An eye-opening experience can be a good thing, but it’s not if you spend as much time in Seattle’s Chinatown International District as I have. I’m not talking about occasionally driving through the neighborhood to pick up take out from a local restaurant and then zipping off to enjoy your hot yummy meal at home, which is certainly a nice way to be supportive of struggling businesses. I am talking about spending two hours just walking on the streets of Japantown to Little Saigon, and zig-zagging on foot along the sidewalks of Chinatown. I have done this for months: hit the pavement once a week during the evenings with a group of dedicated volunteers half my age, the CID Community Walk. Many of the all-volunteer crew walking the streets of the CID in yellow vests engaged with the increasing number of unsheltered people making their home on the streets of one of the last historic ethnic neighborhoods in Seattle. 

The unsheltered folks encountered by the CID Community Walk, have pitched their tents mainly under the freeway overpass along S. Jackson St. and S. King St. and have overtaken a community parking lot. Our group has distributed bottled water, snacks, socks and any number of care kits during these nightly walks to people that inhabit the encampments. What we’ve found during our interactions with this transient population is a real need for an organized effort by the City to provide services and to find a safe place for them. 

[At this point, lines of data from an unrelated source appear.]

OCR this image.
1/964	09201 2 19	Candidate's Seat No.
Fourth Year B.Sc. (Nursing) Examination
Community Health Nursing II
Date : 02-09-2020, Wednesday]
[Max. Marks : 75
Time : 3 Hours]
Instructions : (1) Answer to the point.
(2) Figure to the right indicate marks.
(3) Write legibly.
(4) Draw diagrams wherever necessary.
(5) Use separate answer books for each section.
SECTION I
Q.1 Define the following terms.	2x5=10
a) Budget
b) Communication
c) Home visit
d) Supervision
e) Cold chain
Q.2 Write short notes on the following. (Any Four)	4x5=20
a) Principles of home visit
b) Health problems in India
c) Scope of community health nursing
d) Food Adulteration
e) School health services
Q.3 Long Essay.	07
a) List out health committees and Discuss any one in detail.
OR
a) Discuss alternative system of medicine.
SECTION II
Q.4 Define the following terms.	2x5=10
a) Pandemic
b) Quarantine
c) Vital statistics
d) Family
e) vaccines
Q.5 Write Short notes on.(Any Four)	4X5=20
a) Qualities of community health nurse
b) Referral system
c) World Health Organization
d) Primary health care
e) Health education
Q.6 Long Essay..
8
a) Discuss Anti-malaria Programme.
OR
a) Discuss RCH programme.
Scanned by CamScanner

These are neglected people living in deplorable conditions, scraping by day by day, all deserving of attention and health services. It is not a crime to be poor, to end up living on the streets from whatever unfortunate circumstances have brought them to that point. What is a “crime” is the City not seeing that the homeless are people, human beings. Not all that different than not recognizing that longtime residents, and owners and operators of ethnic businesses in the Chinatown International District are people too, both need and deserve the attention of the City.

The Seattle Chinatown International District is a neighborhood that has long been marginalized by the City. Decades ago, a freeway cut through the heart of the Asian neighborhood. Then the Kingdome and later two more stadiums were erected — none of these developments have truly benefited the neighborhood. Small ethnic businesses struggled to stay afloat during those years. Five years ago after the murder of community first responder Donnie Chin we saw the first wave of homeless encampments suddenly spring up. The CID back then faced serious health and safety hazards until the encampments were removed just before the Seafair parade.

The situation is worse now for the neighborhood. A combination of events since the start of 2020 has seriously impacted Chinatown ID. Racist attacks against businesses occurred at the onset of COVID 19 and continues today as people have avoided the area for fear of contacting the “Chinese Virus”, and then the shutdown happened. In late May as the Black Lives Matter protests began, demonstrators/rioters were funneled from downtown into the CID by the police, damaging neighborhood businesses further. Now locally owned businesses, having struggled during those times are having an even more difficult time because of the encampments — a real deterrent to anyone visiting the neighborhood to have to navigate their way through trash, needles and human waste. What I don’t see as much now in the neighborhood are Asian elders, families and little children out and about. Not a healthy situation for residents, businesses and workers who are employed in the area. And not a healthy situation for the unsheltered living in the encampments either. 

My question is, WHY? Why is the Chinatown International District, a neighborhood already impacted from the effects of the pandemic and racism, not receiving help from the City to deal with this growing encampments currently in the CID? This would not be happening in affluent white neighborhoods like Laurelhurst, Magnolia or Madison Park. 

The growing encampment / health hazard situation in Chinatown International District is dire. If businesses, and restaurants are forced to close down because no one wants to deal with the conditions in the CID it will no longer be a neighborhood that is the cultural home to the Asian community. The real eye opener is the inequity — how a prosperous city like Seattle can turn a blind eye to the needs of the marginalized impoverished unsheltered population as well as to continually treat the long neglected CID as a second class neighborhood.  

I am asking Mayor Durkan and City Council members to join us on a walk in the CID. I believe that working together we can find a balance, work on a real plan for a solution that benefits both an ailing Asian historic neighborhood and the unsheltered population who need real services. Lip service is over. We need the City to respect the Chinatown International District and give our neighborhood the attention and care it deserves.